Axillary metastases are rare, though generally found in 12–14% in most series studies [6]. However, axillary staging by sentinel lymph node biopsy and the administration of adjuvant RT and endocrine therapy after breast-conservation therapy for mucinous cancer were common [9]. Paramo et al. reported that axillary lymph node staging in these patients might not be necessary because PMBC appears unlikely to metastasize [10]. Unusual complications include pseudomyxoma peritonei and mucinous embolism [4]. Gorantla et al. in 2015 reported a case of mucinous carcinoma mimicking as a phyllodes tumour hence making it important as in our case as well, to include it as a differential diagnosis [11]. Iqbal BM et al. in 2016 reported a case of mucinous breast carcinoma in a 30-year-old female.

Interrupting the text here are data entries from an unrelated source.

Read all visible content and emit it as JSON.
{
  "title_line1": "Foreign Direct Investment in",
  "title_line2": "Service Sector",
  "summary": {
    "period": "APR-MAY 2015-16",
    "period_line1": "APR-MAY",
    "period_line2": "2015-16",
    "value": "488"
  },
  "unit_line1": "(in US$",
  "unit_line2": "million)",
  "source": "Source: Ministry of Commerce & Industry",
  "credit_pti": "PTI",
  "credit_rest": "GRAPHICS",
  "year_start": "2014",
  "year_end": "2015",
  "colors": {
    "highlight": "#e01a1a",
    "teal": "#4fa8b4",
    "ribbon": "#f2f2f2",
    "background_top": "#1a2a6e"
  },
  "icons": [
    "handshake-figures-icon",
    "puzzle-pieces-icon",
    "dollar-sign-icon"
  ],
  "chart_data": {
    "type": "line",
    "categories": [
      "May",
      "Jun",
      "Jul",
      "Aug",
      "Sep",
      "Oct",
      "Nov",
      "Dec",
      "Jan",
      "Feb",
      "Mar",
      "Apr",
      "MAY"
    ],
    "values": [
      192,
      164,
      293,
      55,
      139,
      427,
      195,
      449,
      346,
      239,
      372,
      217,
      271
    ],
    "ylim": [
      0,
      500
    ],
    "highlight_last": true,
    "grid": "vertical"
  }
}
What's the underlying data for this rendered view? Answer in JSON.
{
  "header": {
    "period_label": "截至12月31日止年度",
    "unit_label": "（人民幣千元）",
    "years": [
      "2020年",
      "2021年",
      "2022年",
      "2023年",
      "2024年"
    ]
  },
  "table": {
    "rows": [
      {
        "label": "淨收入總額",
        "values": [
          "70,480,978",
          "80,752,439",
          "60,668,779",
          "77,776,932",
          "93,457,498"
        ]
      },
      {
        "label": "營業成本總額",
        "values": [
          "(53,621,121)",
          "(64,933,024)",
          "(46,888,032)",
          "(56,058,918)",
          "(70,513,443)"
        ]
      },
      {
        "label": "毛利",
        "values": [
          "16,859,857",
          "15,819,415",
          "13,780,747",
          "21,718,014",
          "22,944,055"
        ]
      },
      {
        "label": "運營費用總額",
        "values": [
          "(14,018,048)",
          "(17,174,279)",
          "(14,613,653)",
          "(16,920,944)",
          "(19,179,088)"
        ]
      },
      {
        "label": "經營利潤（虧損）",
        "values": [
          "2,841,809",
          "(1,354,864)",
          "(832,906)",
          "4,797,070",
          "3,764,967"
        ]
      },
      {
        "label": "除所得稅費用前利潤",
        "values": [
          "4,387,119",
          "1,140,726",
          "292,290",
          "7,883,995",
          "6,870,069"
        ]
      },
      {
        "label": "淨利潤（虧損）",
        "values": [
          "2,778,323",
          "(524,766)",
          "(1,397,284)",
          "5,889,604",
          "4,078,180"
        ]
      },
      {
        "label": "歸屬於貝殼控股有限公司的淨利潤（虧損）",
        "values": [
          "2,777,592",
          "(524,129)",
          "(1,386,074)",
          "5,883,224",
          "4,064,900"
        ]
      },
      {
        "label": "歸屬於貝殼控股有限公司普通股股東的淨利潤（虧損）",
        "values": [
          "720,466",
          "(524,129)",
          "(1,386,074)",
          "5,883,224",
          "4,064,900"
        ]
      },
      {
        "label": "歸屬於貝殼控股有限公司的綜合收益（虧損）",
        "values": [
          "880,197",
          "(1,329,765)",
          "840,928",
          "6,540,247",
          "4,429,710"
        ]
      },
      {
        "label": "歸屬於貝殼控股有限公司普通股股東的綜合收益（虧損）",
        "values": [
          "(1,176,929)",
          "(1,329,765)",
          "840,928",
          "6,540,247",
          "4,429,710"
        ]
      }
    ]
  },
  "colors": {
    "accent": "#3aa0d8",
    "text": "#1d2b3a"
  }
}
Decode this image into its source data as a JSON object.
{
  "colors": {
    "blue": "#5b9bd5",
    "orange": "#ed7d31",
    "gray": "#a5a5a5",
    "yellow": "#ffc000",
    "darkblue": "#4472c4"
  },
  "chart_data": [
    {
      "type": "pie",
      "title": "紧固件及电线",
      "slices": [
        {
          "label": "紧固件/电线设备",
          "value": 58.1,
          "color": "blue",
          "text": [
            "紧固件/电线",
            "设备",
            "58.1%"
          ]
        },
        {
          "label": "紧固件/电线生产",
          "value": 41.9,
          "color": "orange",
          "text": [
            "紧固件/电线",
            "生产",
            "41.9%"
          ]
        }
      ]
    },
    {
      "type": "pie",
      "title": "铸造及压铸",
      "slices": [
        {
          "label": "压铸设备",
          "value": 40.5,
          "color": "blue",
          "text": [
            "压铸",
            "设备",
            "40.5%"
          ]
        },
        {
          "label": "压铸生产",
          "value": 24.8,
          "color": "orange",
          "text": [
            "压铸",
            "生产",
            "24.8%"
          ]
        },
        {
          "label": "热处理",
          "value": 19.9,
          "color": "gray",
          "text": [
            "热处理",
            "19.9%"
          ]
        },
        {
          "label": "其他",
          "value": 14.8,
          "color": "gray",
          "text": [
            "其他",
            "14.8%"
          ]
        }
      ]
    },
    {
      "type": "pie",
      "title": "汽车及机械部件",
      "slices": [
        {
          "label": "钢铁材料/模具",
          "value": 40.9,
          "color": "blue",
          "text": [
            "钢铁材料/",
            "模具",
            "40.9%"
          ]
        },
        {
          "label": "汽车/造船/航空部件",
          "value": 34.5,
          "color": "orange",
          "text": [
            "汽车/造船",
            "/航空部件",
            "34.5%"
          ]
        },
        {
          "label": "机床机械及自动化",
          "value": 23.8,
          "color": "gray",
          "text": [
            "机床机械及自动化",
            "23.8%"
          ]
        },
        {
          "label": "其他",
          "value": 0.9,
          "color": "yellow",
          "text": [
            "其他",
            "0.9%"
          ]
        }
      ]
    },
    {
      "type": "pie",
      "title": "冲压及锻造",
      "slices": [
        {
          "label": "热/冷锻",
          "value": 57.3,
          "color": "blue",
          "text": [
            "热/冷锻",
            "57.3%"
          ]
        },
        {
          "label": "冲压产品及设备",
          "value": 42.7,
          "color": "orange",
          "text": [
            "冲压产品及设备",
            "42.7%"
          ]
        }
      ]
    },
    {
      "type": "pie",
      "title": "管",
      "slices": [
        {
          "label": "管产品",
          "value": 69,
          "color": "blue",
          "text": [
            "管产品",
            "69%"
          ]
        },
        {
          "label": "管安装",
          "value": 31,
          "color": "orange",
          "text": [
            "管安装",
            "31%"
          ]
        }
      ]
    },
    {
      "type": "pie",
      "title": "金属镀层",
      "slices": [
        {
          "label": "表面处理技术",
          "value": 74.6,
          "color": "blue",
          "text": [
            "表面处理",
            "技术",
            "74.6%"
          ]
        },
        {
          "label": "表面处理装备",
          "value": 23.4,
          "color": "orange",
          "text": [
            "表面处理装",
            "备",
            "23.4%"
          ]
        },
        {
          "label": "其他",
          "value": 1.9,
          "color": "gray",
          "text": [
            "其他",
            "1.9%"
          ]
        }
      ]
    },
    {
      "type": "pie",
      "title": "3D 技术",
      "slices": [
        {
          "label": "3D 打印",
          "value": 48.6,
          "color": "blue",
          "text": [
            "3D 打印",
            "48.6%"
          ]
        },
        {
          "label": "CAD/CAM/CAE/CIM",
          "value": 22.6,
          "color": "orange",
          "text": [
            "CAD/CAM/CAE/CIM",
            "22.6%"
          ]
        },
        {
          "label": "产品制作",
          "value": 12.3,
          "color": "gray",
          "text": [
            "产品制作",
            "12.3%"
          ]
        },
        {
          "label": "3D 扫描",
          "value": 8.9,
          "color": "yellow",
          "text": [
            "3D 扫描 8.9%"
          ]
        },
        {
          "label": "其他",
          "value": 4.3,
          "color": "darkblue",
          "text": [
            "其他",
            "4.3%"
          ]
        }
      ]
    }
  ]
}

Ultimately, we have confirmed that PMBC is associated with outstanding overall and disease-free survival in literature [5, 12].
Conclusion
Pure mucinous carcinoma of the breast is a rare tumour accounting for 1–5% of breast tumours, characterized by imaging features of a benign mass and having a better prognosis than infiltrating ductal cancer. In our case, we made a provisional clinical diagnosis of a phyllodes tumour which turned out later to be a case of mucinous breast carcinoma. Clinically, mucinous carcinoma manifests as a palpable lump, with a mammographic appearance of well-defined and lobulated lesion thus being mistaken for a benign mass. Axillary metastases are rare, even more so when the tumour diameter is less than 1 cm. The prognosis rate is better for pure mucinous carcinoma as they have indolent growth, less incidence of metastasis and hormone receptor positivity with good response to treatment.